According to Equal Education (EE) researcher Stacey Jacobs, many schools in the Eastern Cape received funding for meals for the second term late due to “administrative blunders”.
Jacobs said that the inadequate budget allocation per learner is a longstanding issue. It was already tabled in a 2017 report by the Legal Resources Centre which also said funding for equipment, gas and firewood, water and cooking necessities needed to be included in the NSNP funding.
“For many of these learners, it is their only guaranteed meal of the day … The NSNP helps mitigate the cognitive, physical and emotional or behavioural consequences of hunger that learners may otherwise experience,” Jacobs said.

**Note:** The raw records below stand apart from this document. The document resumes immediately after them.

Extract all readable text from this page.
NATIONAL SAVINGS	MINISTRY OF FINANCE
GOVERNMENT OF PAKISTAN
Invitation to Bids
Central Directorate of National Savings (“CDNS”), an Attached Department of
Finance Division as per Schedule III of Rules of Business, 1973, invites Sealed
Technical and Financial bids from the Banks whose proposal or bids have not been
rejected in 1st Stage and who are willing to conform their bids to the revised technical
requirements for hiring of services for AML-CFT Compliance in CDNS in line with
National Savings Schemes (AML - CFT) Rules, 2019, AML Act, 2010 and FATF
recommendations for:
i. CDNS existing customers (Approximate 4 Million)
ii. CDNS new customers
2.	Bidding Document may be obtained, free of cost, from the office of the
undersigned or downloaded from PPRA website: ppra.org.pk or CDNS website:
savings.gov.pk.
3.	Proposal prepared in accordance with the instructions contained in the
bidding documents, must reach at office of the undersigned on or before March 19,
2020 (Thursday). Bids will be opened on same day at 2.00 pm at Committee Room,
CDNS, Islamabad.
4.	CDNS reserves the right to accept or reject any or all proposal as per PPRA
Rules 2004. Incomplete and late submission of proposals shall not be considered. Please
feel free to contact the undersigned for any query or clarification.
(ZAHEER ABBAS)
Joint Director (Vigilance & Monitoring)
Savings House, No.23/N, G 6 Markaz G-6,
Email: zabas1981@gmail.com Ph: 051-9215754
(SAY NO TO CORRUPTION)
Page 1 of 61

Mtima of the Eastern Cape education department told GroundUp that the department is not aware of any formal complaints by schools struggling to implement the approved feeding menu.
Mtima said that each district has nutrition monitors who visit schools and review the portion sizes. He said, “no reports have been escalated to the provincial department indicating a lack of portion sizes nor variety/ balance of the three food groups”.
GroundUp sent questions to the national Department of Basic Education on whether all schools in KwaZulu-Natal and the Eastern Cape have been able to adequately resume the NSNP. Spokesperson Elijah Mhlanga replied: “The DBE does not micromanage the programme to this extent, this kind of information is available at the provincial level”.